COMPOSITION DE LA COUR LORS DU DÉLIBÉRÉ :
Sylvie DODIVERS, Présidente de chambre
Laure MALLET, Conseillère
Sandrine IZOU, Conseillère
GREFFIER :
Mme Véronique LAURENT-VICAL, Greffière, lors des débats et du prononcé de la décision
DÉBATS :
A l’audience publique du 07 Octobre 2024, où l’affaire a été mise en délibéré au 05 Décembre 2024.
Les parties ont été avisées que l’arrêt sera prononcé par sa mise à disposition au greffe de la cour d’appel.
APPELANTS :
Mme [I] [S]
[Adresse 2]
[Localité 4]
Représentée par Me Alice CARLI, Plaidant/Postulant, avocat au barreau D’ARDECHE
M. [Z] [S]
[Adresse 5]
[Localité 3]
Représenté par Me Alice CARLI, Plaidant/Postulant, avocat au barreau D’ARDECHE
INTIMÉE :
Mme [R] [O]
[Adresse 6]
[Localité 1]
Représentée par Me Henry louis PENANT, Plaidant/Postulant, avocat au barreau D’ARDECHE
(bénéficie d’une aide juridictionnelle Totale numéro N-30189-2024-4592 du 20/06/2024 accordée par le bureau d’aide juridictionnelle de Nîmes)
Affaire fixée en application des dispositions de l’article 905 du code de procédure civile
ARRÊT :
Arrêt contradictoire, prononcé publiquement et signé par Madame Sylvie DODIVERS, Présidente de chambre, le 05 Décembre 2024, par mise à disposition au greffe de la cour
EXPOSE DU LITIGE
Par acte sous seing privé en date du 07 mars 2005, M. [G] [S] a donné à bail à Madame [R] [O] un logement situé [Adresse 6], moyennant le paiement d’un loyer mensuel de 457,35 euros hors charges.
Le 13 octobre 2017, M. [G] [S] est décédé, laissant pour lui succéder Mme [I] [S] et M. [Z] [S], selon certificat d’hérédité du 03 août 2020.
Le 14 juin 2022, Mme [I] [S] et M. [Z] [S] ont fait signifier à la locataire un commandement de payer visant la clause résolutoire insérée au bail, pour un montant en principal de 2.879,22 euros représentant le montant des loyers des mois de janvier à juin 2022 inclus.

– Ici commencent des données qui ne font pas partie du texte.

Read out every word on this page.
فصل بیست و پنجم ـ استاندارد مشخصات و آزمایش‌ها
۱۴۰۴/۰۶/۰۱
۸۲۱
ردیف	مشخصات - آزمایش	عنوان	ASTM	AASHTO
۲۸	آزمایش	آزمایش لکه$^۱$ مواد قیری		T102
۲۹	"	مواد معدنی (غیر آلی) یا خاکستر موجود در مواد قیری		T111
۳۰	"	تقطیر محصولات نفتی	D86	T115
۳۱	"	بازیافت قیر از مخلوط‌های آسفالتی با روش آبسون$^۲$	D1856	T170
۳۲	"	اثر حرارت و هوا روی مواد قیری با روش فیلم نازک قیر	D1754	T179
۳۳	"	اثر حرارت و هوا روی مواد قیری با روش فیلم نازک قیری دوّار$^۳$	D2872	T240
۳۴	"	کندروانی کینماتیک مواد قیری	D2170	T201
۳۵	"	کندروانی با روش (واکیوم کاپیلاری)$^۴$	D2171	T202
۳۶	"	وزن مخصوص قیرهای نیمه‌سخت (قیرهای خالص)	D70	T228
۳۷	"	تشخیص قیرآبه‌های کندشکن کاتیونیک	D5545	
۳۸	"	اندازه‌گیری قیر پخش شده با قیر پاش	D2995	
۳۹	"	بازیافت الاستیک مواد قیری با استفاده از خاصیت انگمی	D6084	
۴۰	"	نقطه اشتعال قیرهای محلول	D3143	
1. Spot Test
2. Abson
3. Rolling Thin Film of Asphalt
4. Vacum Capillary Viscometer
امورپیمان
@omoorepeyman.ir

Par exploit de commissaire de justice du 2 février 2023, M. [Z] [S] et Mme [I] [S] ont fait assigner Mme [R] [O] devant le juge des contentieux de la protection du tribunal de proximité d’Aubenas, statuant en référé, aux fins de :
— Constater le jeu de la clause résolutoire concernant l’appartement pour défaut de paiement,
— Ordonner son expulsion et celle de tout occupant de leur chef, si besoin est, avec le concours de la force publique,
— Condamner Mme [R] [O] à leur payer les sommes de 3.025,70 euros à valoir sur l’arriéré locatif au jour de la délivrance du commandement outre, les loyers et accessoires impayés et échus entre la date de signification du commandement et le prononcé de la décision, une indemnité d’occupation de 482,23 euros par mois jusqu’au départ effectif des lieu et, 1.116 euros sur le fondement de l’article 700 du code de procédure civile outre les entiers dépens de l’instance, comprenant le coût du commandement de payer.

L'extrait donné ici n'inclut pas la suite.